What is the most minimal language?

Artificial languages are where you’d look of course, and there are much simpler languages than Esperanto. Basic English was renowned for having a small vocab. My own favourite, with a comparably small vocab and a much tighter grammar, is Interglossa (as opposed to its revival Glosa).

Natural semantic metalanguage has an extremely small number of concepts, but is parasitic on natural language grammar, and is not meant for communication but for definitions. So it’s not quite the same thing.

Is there a graph showing the percentage of usage covered by the X most common words in a language?

I think what you are asking for is graphs illustrating Zipf’s law. Google that.  The links at the bottom of the Wikipedia page give graphs from various languages using online corpora.

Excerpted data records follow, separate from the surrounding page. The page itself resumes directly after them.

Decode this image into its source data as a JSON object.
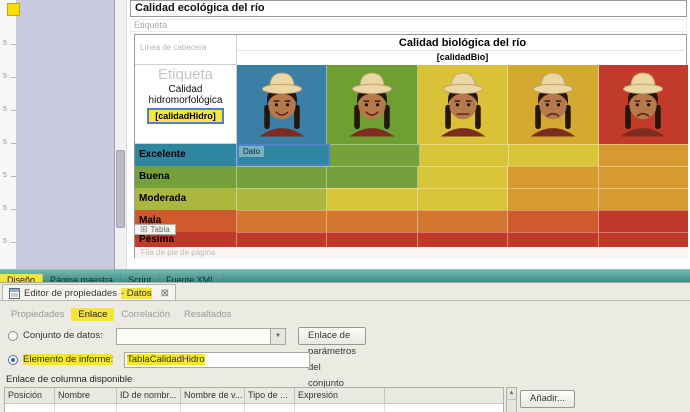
{
  "icons": {
    "dropdown_arrow": "▼",
    "table_grid": "⊞",
    "close": "⊠",
    "scroll_up": "▲"
  },
  "ruler": {
    "labels": [
      "5",
      "5",
      "5",
      "5",
      "5",
      "5",
      "5"
    ]
  },
  "designer": {
    "title": "Calidad ecológica del río",
    "label_placeholder": "Etiqueta",
    "table": {
      "header_band_label": "Línea de cabecera",
      "bio_title": "Calidad biológica del río",
      "bio_binding": "[calidadBio]",
      "left_placeholder": "Etiqueta",
      "hidro_title": "Calidad hidromorfológica",
      "hidro_binding": "[calidadHidro]",
      "selected_cell_label": "Dato",
      "footer_band_label": "Fila de pie de página",
      "table_tab_label": "Tabla",
      "header_columns": [
        {
          "icon": "person-face-icon",
          "mood": "happy",
          "bg": "#3a7fa6"
        },
        {
          "icon": "person-face-icon",
          "mood": "happy",
          "bg": "#6f9f33"
        },
        {
          "icon": "person-face-icon",
          "mood": "neutral",
          "bg": "#d9c237"
        },
        {
          "icon": "person-face-icon",
          "mood": "sad",
          "bg": "#d4a92f"
        },
        {
          "icon": "person-face-icon",
          "mood": "sad",
          "bg": "#c23a2a"
        }
      ],
      "rows": [
        {
          "label": "Excelente",
          "label_bg": "#2e86a1",
          "cells": [
            "#2e86a1",
            "#74a13c",
            "#d9c53a",
            "#d9c53a",
            "#d79a33"
          ],
          "selected_cell": 0
        },
        {
          "label": "Buena",
          "label_bg": "#74a13c",
          "cells": [
            "#74a13c",
            "#74a13c",
            "#d9c53a",
            "#d79a33",
            "#d79a33"
          ]
        },
        {
          "label": "Moderada",
          "label_bg": "#abb73f",
          "cells": [
            "#abb73f",
            "#d9c53a",
            "#d9c53a",
            "#d79a33",
            "#d79a33"
          ]
        },
        {
          "label": "Mala",
          "label_bg": "#cf5a2e",
          "cells": [
            "#d3762f",
            "#d3762f",
            "#d3762f",
            "#cf5a2e",
            "#c0392b"
          ]
        },
        {
          "label": "Pésima",
          "label_bg": "#c0392b",
          "cells": [
            "#c0392b",
            "#c0392b",
            "#c0392b",
            "#c0392b",
            "#c0392b"
          ]
        }
      ]
    }
  },
  "views": {
    "tabs": [
      {
        "label": "Diseño",
        "highlighted": true
      },
      {
        "label": "Página maestra",
        "highlighted": false
      },
      {
        "label": "Script",
        "highlighted": false
      },
      {
        "label": "Fuente XML",
        "highlighted": false
      }
    ]
  },
  "property_editor": {
    "title": "Editor de propiedades",
    "context": "- Datos",
    "tabs": [
      {
        "label": "Propiedades",
        "highlighted": false
      },
      {
        "label": "Enlace",
        "highlighted": true
      },
      {
        "label": "Correlación",
        "highlighted": false
      },
      {
        "label": "Resaltados",
        "highlighted": false
      }
    ],
    "dataset_option": "Conjunto de datos:",
    "dataset_value": "",
    "params_button": "Enlace de parámetros del conjunto de datos...",
    "element_option": "Elemento de informe:",
    "element_value": "TablaCalidadHidro",
    "binding_section_label": "Enlace de columna disponible",
    "columns": [
      "Posición",
      "Nombre",
      "ID de nombr...",
      "Nombre de v...",
      "Tipo de ...",
      "Expresión"
    ],
    "add_button": "Añadir..."
  }
}
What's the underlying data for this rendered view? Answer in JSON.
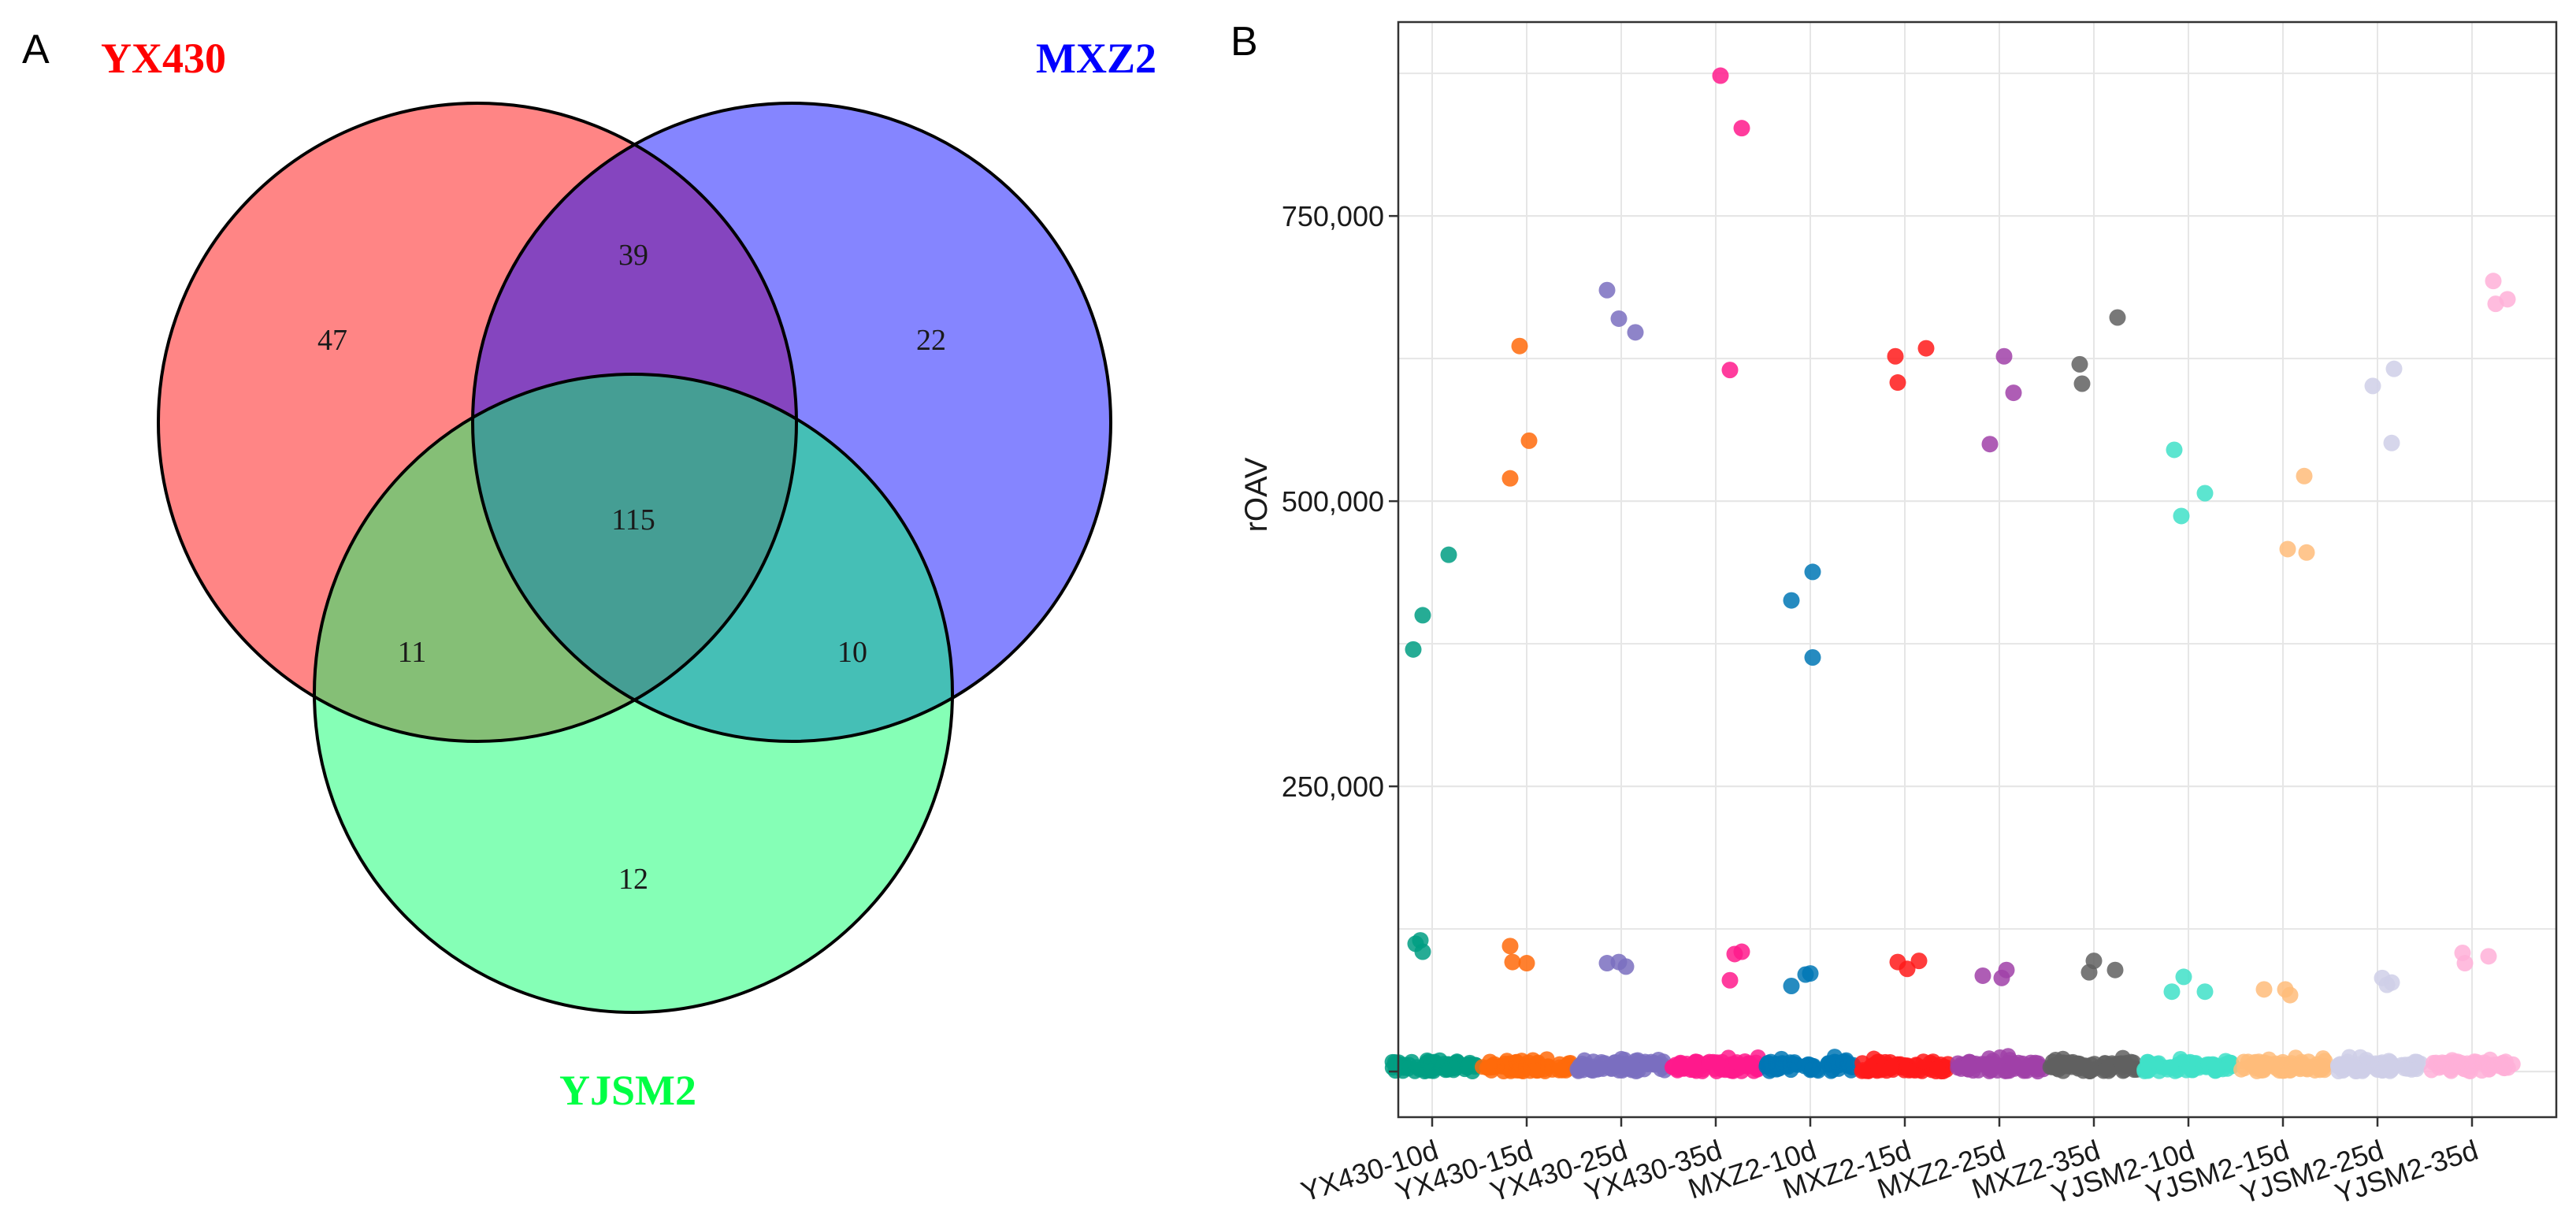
{
  "panel_labels": {
    "a": "A",
    "b": "B"
  },
  "colors": {
    "yx430": "#ff0000",
    "mxz2": "#0000ff",
    "yjsm2": "#00ff44",
    "groups": [
      "#009e82",
      "#ff6a0a",
      "#7a6fbf",
      "#ff1a8c",
      "#0077b5",
      "#ff1a1a",
      "#a041a8",
      "#606060",
      "#40e0c8",
      "#ffbc7a",
      "#cfcfe8",
      "#ffb0d8"
    ]
  },
  "chart_data": [
    {
      "type": "venn",
      "sets": [
        "YX430",
        "MXZ2",
        "YJSM2"
      ],
      "regions": [
        {
          "sets": [
            "YX430"
          ],
          "label": "47"
        },
        {
          "sets": [
            "MXZ2"
          ],
          "label": "22"
        },
        {
          "sets": [
            "YJSM2"
          ],
          "label": "12"
        },
        {
          "sets": [
            "YX430",
            "MXZ2"
          ],
          "label": "39"
        },
        {
          "sets": [
            "YX430",
            "YJSM2"
          ],
          "label": "11"
        },
        {
          "sets": [
            "MXZ2",
            "YJSM2"
          ],
          "label": "10"
        },
        {
          "sets": [
            "YX430",
            "MXZ2",
            "YJSM2"
          ],
          "label": "115"
        }
      ]
    },
    {
      "type": "scatter",
      "title": "",
      "xlabel": "",
      "ylabel": "rOAV",
      "ylim": [
        -40000,
        920000
      ],
      "yticks": [
        0,
        250000,
        500000,
        750000
      ],
      "ytick_labels": [
        "",
        "250,000",
        "500,000",
        "750,000"
      ],
      "grid": true,
      "legend": "none",
      "categories": [
        "YX430-10d",
        "YX430-15d",
        "YX430-25d",
        "YX430-35d",
        "MXZ2-10d",
        "MXZ2-15d",
        "MXZ2-25d",
        "MXZ2-35d",
        "YJSM2-10d",
        "YJSM2-15d",
        "YJSM2-25d",
        "YJSM2-35d"
      ],
      "series": [
        {
          "name": "YX430-10d",
          "high": [
            [
              -0.4,
              370000
            ],
            [
              -0.2,
              400000
            ],
            [
              0.35,
              453000
            ]
          ],
          "mid": [
            [
              -0.35,
              112000
            ],
            [
              -0.25,
              115000
            ],
            [
              -0.2,
              105000
            ]
          ]
        },
        {
          "name": "YX430-15d",
          "high": [
            [
              -0.35,
              520000
            ],
            [
              -0.15,
              636000
            ],
            [
              0.05,
              553000
            ]
          ],
          "mid": [
            [
              -0.35,
              110000
            ],
            [
              -0.3,
              96000
            ],
            [
              0.0,
              95000
            ]
          ]
        },
        {
          "name": "YX430-25d",
          "high": [
            [
              -0.3,
              685000
            ],
            [
              -0.05,
              660000
            ],
            [
              0.3,
              648000
            ]
          ],
          "mid": [
            [
              -0.3,
              95000
            ],
            [
              -0.05,
              96000
            ],
            [
              0.1,
              92000
            ]
          ]
        },
        {
          "name": "YX430-35d",
          "high": [
            [
              0.1,
              873000
            ],
            [
              0.3,
              615000
            ]
          ],
          "mid": [
            [
              0.3,
              80000
            ],
            [
              0.4,
              103000
            ]
          ]
        },
        {
          "name": "YX430-35d (overflow)",
          "group": 3,
          "high": [
            [
              0.55,
              827000
            ]
          ],
          "mid": [
            [
              0.55,
              105000
            ]
          ]
        },
        {
          "name": "MXZ2-10d",
          "high": [
            [
              -0.4,
              413000
            ],
            [
              0.05,
              438000
            ],
            [
              0.05,
              363000
            ]
          ],
          "mid": [
            [
              -0.4,
              75000
            ],
            [
              -0.1,
              85000
            ],
            [
              0.0,
              86000
            ]
          ]
        },
        {
          "name": "MXZ2-15d",
          "high": [
            [
              -0.2,
              627000
            ],
            [
              -0.15,
              604000
            ],
            [
              0.45,
              634000
            ]
          ],
          "mid": [
            [
              -0.15,
              96000
            ],
            [
              0.05,
              90000
            ],
            [
              0.3,
              97000
            ]
          ]
        },
        {
          "name": "MXZ2-25d",
          "high": [
            [
              -0.2,
              550000
            ],
            [
              0.1,
              627000
            ],
            [
              0.3,
              595000
            ]
          ],
          "mid": [
            [
              -0.35,
              84000
            ],
            [
              0.05,
              82000
            ],
            [
              0.15,
              89000
            ]
          ]
        },
        {
          "name": "MXZ2-35d",
          "high": [
            [
              -0.3,
              620000
            ],
            [
              -0.25,
              603000
            ],
            [
              0.5,
              661000
            ]
          ],
          "mid": [
            [
              -0.1,
              87000
            ],
            [
              0.0,
              97000
            ],
            [
              0.45,
              89000
            ]
          ]
        },
        {
          "name": "YJSM2-10d",
          "high": [
            [
              -0.3,
              545000
            ],
            [
              -0.15,
              487000
            ],
            [
              0.35,
              507000
            ]
          ],
          "mid": [
            [
              -0.35,
              70000
            ],
            [
              -0.1,
              83000
            ],
            [
              0.35,
              70000
            ]
          ]
        },
        {
          "name": "YJSM2-15d",
          "high": [
            [
              0.5,
              455000
            ],
            [
              0.1,
              458000
            ],
            [
              0.45,
              522000
            ]
          ],
          "mid": [
            [
              -0.4,
              72000
            ],
            [
              0.05,
              72000
            ],
            [
              0.15,
              67000
            ]
          ]
        },
        {
          "name": "YJSM2-25d",
          "high": [
            [
              -0.1,
              601000
            ],
            [
              0.3,
              551000
            ],
            [
              0.35,
              616000
            ]
          ],
          "mid": [
            [
              0.1,
              82000
            ],
            [
              0.2,
              76000
            ],
            [
              0.3,
              78000
            ]
          ]
        },
        {
          "name": "YJSM2-35d",
          "high": [
            [
              0.45,
              693000
            ],
            [
              0.5,
              673000
            ],
            [
              0.75,
              677000
            ]
          ],
          "mid": [
            [
              -0.2,
              104000
            ],
            [
              -0.15,
              95000
            ],
            [
              0.35,
              101000
            ]
          ]
        }
      ],
      "baseline_note": "dense cluster of points near 0 for each group"
    }
  ]
}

Regrettably the Zipf’s Law topic here doesn’t have any content yet.

Not sure the graphs would look essentially different, whatever the register of language is: the tail drops off pretty steeply anyway, which is the point of it being a logarithmic distribution.

In Indo-European languages using a Latin alphabet, what’s up with these two letters “ch” that are pronounced (phonetics) so differently?

Roman alphabet digraphs were invented with the digraphs Latin used to represent Greek aspirated letters: <ch th ph>. So <ch> was available very very early on to languages using the Roman alphabet, to represent new sounds.

Palatal sounds are notoriously unstable phonologically: once /k/ goes to [c] (as it did in late Latin), it can then move on to any of [tɕ, tʃ, ʃ, s].

As a back consonant, <c> could be used to convey anything velar or palatal, or even palatoalveolar, given the possible targets of phonetic change for a fronted /k/.

  • So <ch> could end up being conscripted as something velar—like a velar fricative /x/, in German.
  • Or it can be used to mean that the velar is velar and not palatalised, like <chi> in Italian.
  • Or it can be used to mean something palatal instead of velar—like the palatal stop /c/  in Old French.
  • Or it can be used to represent any phoneme that the unstable /c/ ends up sounding like, including the palatoalveolar /ʃ/ in Modern French, or /tʃ/ in English and Spanish.

Can you say anything using a vocabulary of 100 words?

The claim of Natural semantic metalanguage is that you can with around 60. It was a party trick of Australian linguistics undergrads to speak in NSM; it becomes very stilted very quickly, but in principle you can define a lot of notions with a limited vocabulary, as the asker alludes to. NSM is of course a definition language, rather than a communicative language, but that seems to be what OP is after.

Basic English tries with 850 words, and xkcd’s Up Goer Five English that Robert Collins mentions seems to be of the lineage of Basic English.